Back on the ward Sue pushes the medicine trolley into the corridor and begins to dispense the drugs into containers, which she then gives to the patients. That done, she locks the trolley away and checks on Grace. She changes the urine bottle and checks the bottle of clear liquid suspended by Grace’s bed. After that it’s blood pressure and pulse, which she writes down on Grace’s chart. As she clips it to the bottom of the bed Grace stretches and rolls onto her back, assuming a star position. Sue hurriedly notes this on Grace’s file, then watches for any more movement, but there is none. After a couple more minutes she strokes Grace’s forehead and leaves the room.

There is a subtle difference between the above narratives – Johnny has time to reflect and lives within the beauty of his surrounds, Sue is busy, controlled and efficient, not given to fancies. It is important to give your character the narrative that is in keeping with their personality and situation; word choice and sentence length convey such a lot to the reader.
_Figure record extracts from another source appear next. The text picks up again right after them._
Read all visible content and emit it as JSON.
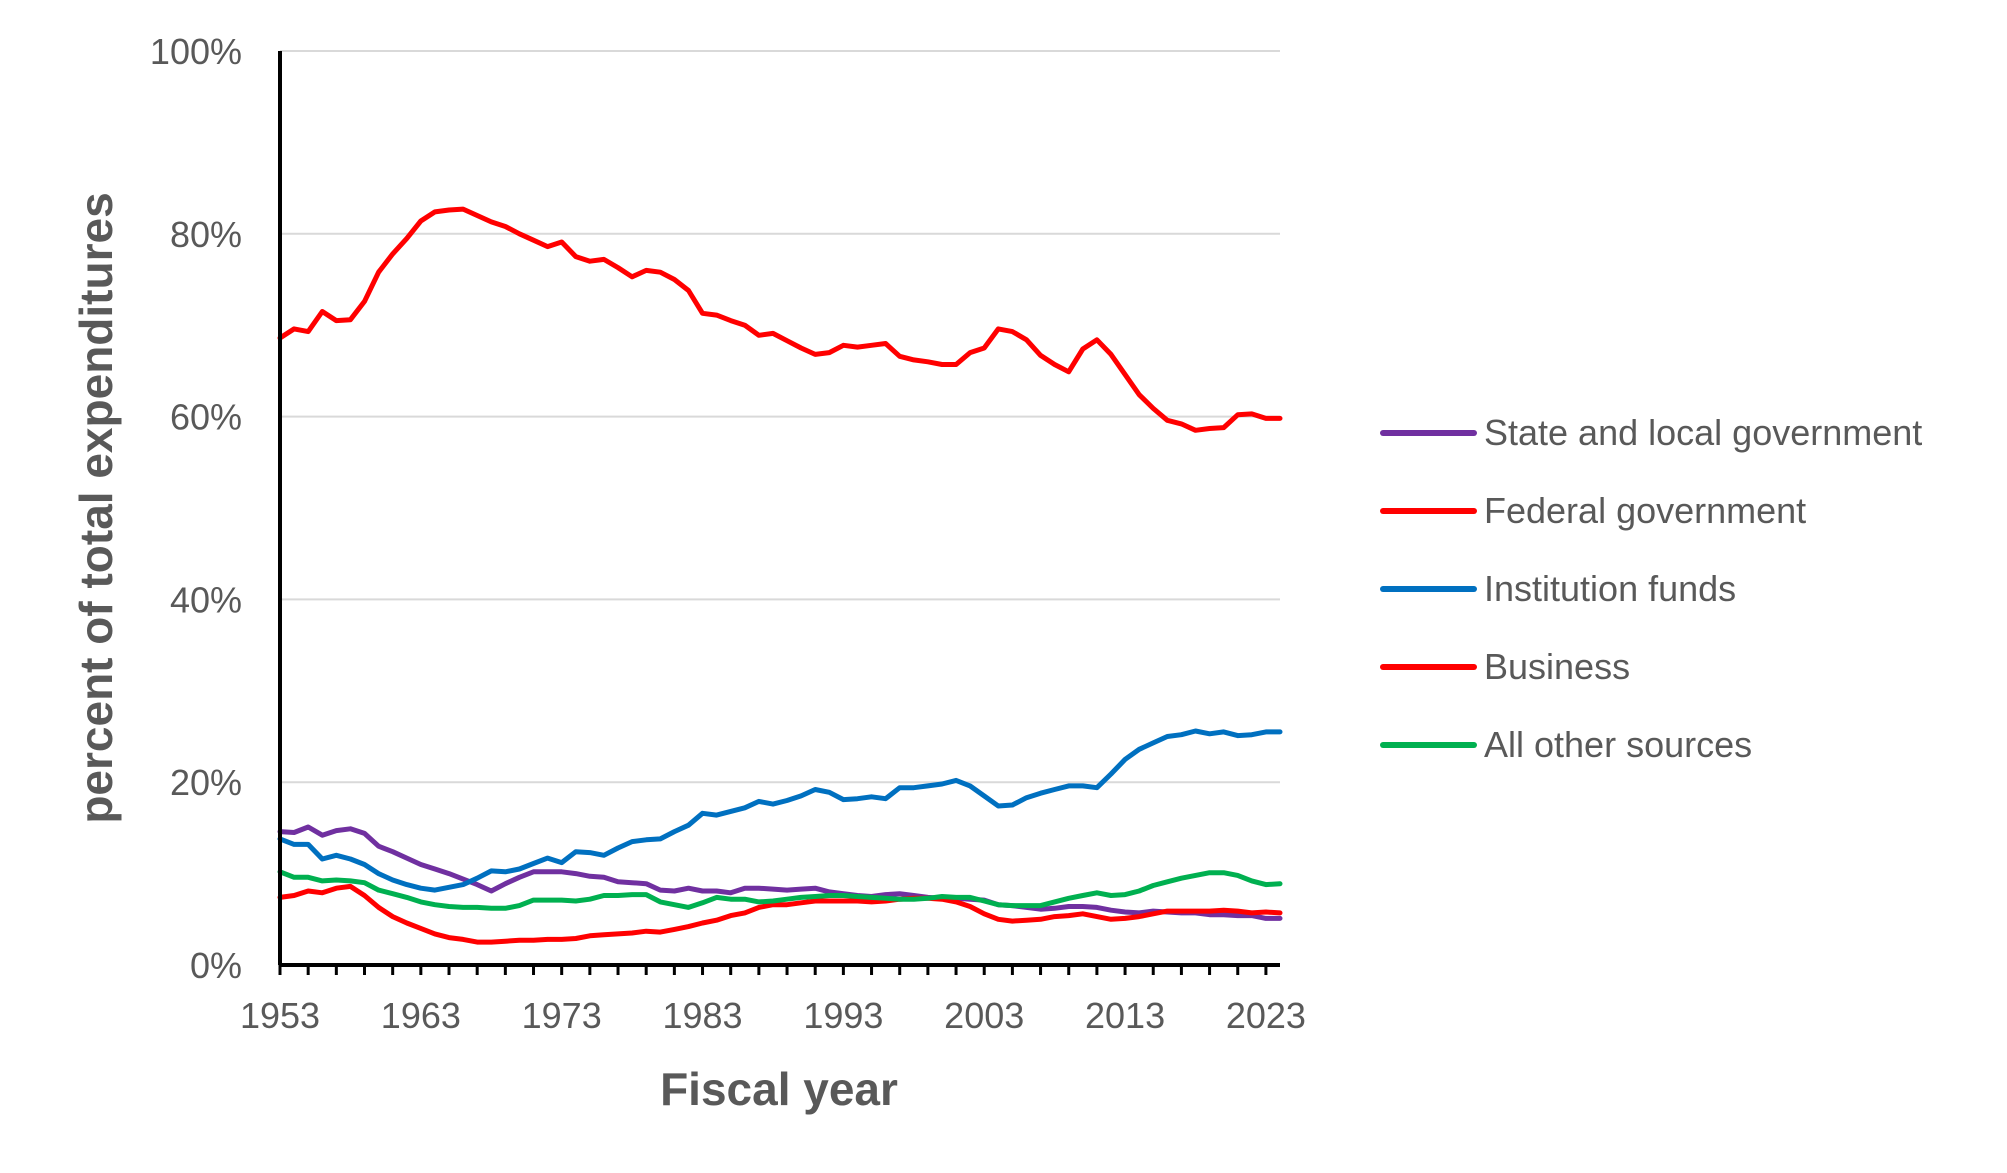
{
  "chart_data": {
    "type": "line",
    "title": "",
    "xlabel": "Fiscal year",
    "ylabel": "percent of total expenditures",
    "xlim": [
      1953,
      2024
    ],
    "ylim": [
      0,
      100
    ],
    "x_ticks": [
      "1953",
      "1963",
      "1973",
      "1983",
      "1993",
      "2003",
      "2013",
      "2023"
    ],
    "y_ticks": [
      "0%",
      "20%",
      "40%",
      "60%",
      "80%",
      "100%"
    ],
    "grid": "horizontal",
    "legend_position": "right",
    "x": [
      1953,
      1954,
      1955,
      1956,
      1957,
      1958,
      1959,
      1960,
      1961,
      1962,
      1963,
      1964,
      1965,
      1966,
      1967,
      1968,
      1969,
      1970,
      1971,
      1972,
      1973,
      1974,
      1975,
      1976,
      1977,
      1978,
      1979,
      1980,
      1981,
      1982,
      1983,
      1984,
      1985,
      1986,
      1987,
      1988,
      1989,
      1990,
      1991,
      1992,
      1993,
      1994,
      1995,
      1996,
      1997,
      1998,
      1999,
      2000,
      2001,
      2002,
      2003,
      2004,
      2005,
      2006,
      2007,
      2008,
      2009,
      2010,
      2011,
      2012,
      2013,
      2014,
      2015,
      2016,
      2017,
      2018,
      2019,
      2020,
      2021,
      2022,
      2023,
      2024
    ],
    "series": [
      {
        "name": "State and local government",
        "color": "#7030A0",
        "values": [
          14.6,
          14.5,
          15.1,
          14.2,
          14.7,
          14.9,
          14.4,
          13.0,
          12.4,
          11.7,
          11.0,
          10.5,
          10.0,
          9.4,
          8.8,
          8.1,
          8.9,
          9.6,
          10.2,
          10.2,
          10.2,
          10.0,
          9.7,
          9.6,
          9.1,
          9.0,
          8.9,
          8.2,
          8.1,
          8.4,
          8.1,
          8.1,
          7.9,
          8.4,
          8.4,
          8.3,
          8.2,
          8.3,
          8.4,
          8.0,
          7.8,
          7.6,
          7.5,
          7.7,
          7.8,
          7.6,
          7.4,
          7.3,
          7.3,
          7.2,
          7.1,
          6.6,
          6.5,
          6.3,
          6.1,
          6.2,
          6.4,
          6.4,
          6.3,
          6.0,
          5.8,
          5.7,
          5.9,
          5.8,
          5.7,
          5.7,
          5.5,
          5.5,
          5.4,
          5.4,
          5.1,
          5.1
        ]
      },
      {
        "name": "Federal government",
        "color": "#FF0000",
        "values": [
          68.6,
          69.6,
          69.3,
          71.5,
          70.5,
          70.6,
          72.6,
          75.8,
          77.8,
          79.5,
          81.4,
          82.4,
          82.6,
          82.7,
          82.0,
          81.3,
          80.8,
          80.0,
          79.3,
          78.6,
          79.1,
          77.5,
          77.0,
          77.2,
          76.3,
          75.3,
          76.0,
          75.8,
          75.0,
          73.8,
          71.3,
          71.1,
          70.5,
          70.0,
          68.9,
          69.1,
          68.3,
          67.5,
          66.8,
          67.0,
          67.8,
          67.6,
          67.8,
          68.0,
          66.6,
          66.2,
          66.0,
          65.7,
          65.7,
          67.0,
          67.5,
          69.6,
          69.3,
          68.4,
          66.7,
          65.7,
          64.9,
          67.4,
          68.4,
          66.8,
          64.6,
          62.4,
          60.9,
          59.6,
          59.2,
          58.5,
          58.7,
          58.8,
          60.2,
          60.3,
          59.8,
          59.8
        ]
      },
      {
        "name": "Institution funds",
        "color": "#0070C0",
        "values": [
          13.8,
          13.2,
          13.2,
          11.6,
          12.0,
          11.6,
          11.0,
          10.0,
          9.3,
          8.8,
          8.4,
          8.2,
          8.5,
          8.8,
          9.5,
          10.3,
          10.2,
          10.5,
          11.1,
          11.7,
          11.2,
          12.4,
          12.3,
          12.0,
          12.8,
          13.5,
          13.7,
          13.8,
          14.6,
          15.3,
          16.6,
          16.4,
          16.8,
          17.2,
          17.9,
          17.6,
          18.0,
          18.5,
          19.2,
          18.9,
          18.1,
          18.2,
          18.4,
          18.2,
          19.4,
          19.4,
          19.6,
          19.8,
          20.2,
          19.6,
          18.5,
          17.4,
          17.5,
          18.3,
          18.8,
          19.2,
          19.6,
          19.6,
          19.4,
          20.9,
          22.5,
          23.6,
          24.3,
          25.0,
          25.2,
          25.6,
          25.3,
          25.5,
          25.1,
          25.2,
          25.5,
          25.5
        ]
      },
      {
        "name": "Business",
        "color": "#FF0000",
        "values": [
          7.4,
          7.6,
          8.1,
          7.9,
          8.4,
          8.6,
          7.6,
          6.3,
          5.3,
          4.6,
          4.0,
          3.4,
          3.0,
          2.8,
          2.5,
          2.5,
          2.6,
          2.7,
          2.7,
          2.8,
          2.8,
          2.9,
          3.2,
          3.3,
          3.4,
          3.5,
          3.7,
          3.6,
          3.9,
          4.2,
          4.6,
          4.9,
          5.4,
          5.7,
          6.3,
          6.6,
          6.6,
          6.8,
          7.0,
          7.0,
          7.0,
          7.0,
          6.9,
          7.0,
          7.2,
          7.3,
          7.3,
          7.2,
          6.9,
          6.4,
          5.6,
          5.0,
          4.8,
          4.9,
          5.0,
          5.3,
          5.4,
          5.6,
          5.3,
          5.0,
          5.1,
          5.3,
          5.6,
          5.9,
          5.9,
          5.9,
          5.9,
          6.0,
          5.9,
          5.7,
          5.8,
          5.7
        ]
      },
      {
        "name": "All other sources",
        "color": "#00B050",
        "values": [
          10.2,
          9.6,
          9.6,
          9.2,
          9.3,
          9.2,
          9.0,
          8.2,
          7.8,
          7.4,
          6.9,
          6.6,
          6.4,
          6.3,
          6.3,
          6.2,
          6.2,
          6.5,
          7.1,
          7.1,
          7.1,
          7.0,
          7.2,
          7.6,
          7.6,
          7.7,
          7.7,
          6.9,
          6.6,
          6.3,
          6.8,
          7.4,
          7.2,
          7.2,
          6.9,
          7.0,
          7.2,
          7.4,
          7.5,
          7.6,
          7.6,
          7.5,
          7.4,
          7.3,
          7.2,
          7.2,
          7.3,
          7.5,
          7.4,
          7.4,
          7.0,
          6.6,
          6.5,
          6.5,
          6.5,
          6.9,
          7.3,
          7.6,
          7.9,
          7.6,
          7.7,
          8.1,
          8.7,
          9.1,
          9.5,
          9.8,
          10.1,
          10.1,
          9.8,
          9.2,
          8.8,
          8.9
        ]
      }
    ]
  }
}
Choice of tense is also a great consideration. I wanted to convey the events as they were happening, to create an immediacy that I feel is important to the plot. Adam runs away and there is a massive manhunt on the moors. He is believed abducted, so the action is a race against time and present tense assists this sense of urgency. Like my use of different narratives, I also use different tenses in the novel. When characters have flashbacks or memories, as in Jayne’s extract above, or when I use connective passages to explain rather than ‘show’ and move the action along I use past tense, keeping present tense for the revealing and disclosure of events in the plot as they happen.

bookcoverOf course there are a lot of other considerations in writing a novel but I hope this has demonstrated some of the choices I made for the narrative and why I made them.

Try this:
As a writer it’s important to practise your skills and experiment with different ways of telling your stories. Here’s an exercise that gives you the basics to play around with that you can then apply to your own writing.

1. Take a familiar fairy story as your starting point. This is so you don’t have to worry about plot or whose story it is and can just concentrate on the telling of it and it’s often easier to see differences in other people’s stories than your own work.
2. Now, think about the plot and storyline then write it out using  first person narrative.
3. Repeat the exercise with second person, and again with third person narratives.
4. Compare them to see how each gives a different slant to the tale and note what that does to the overall story. Which do you prefer? Why?
5. Take a paragraph or section of one of your own stories and do the same exercise using the three different narratives. This will give you a sense of which best suits your character and plot. There’s nothing quite like seeing and hearing the differences to help you decide on which is right for you and for that story.

I hope this helps.

Thanks so much for this post, Kriss.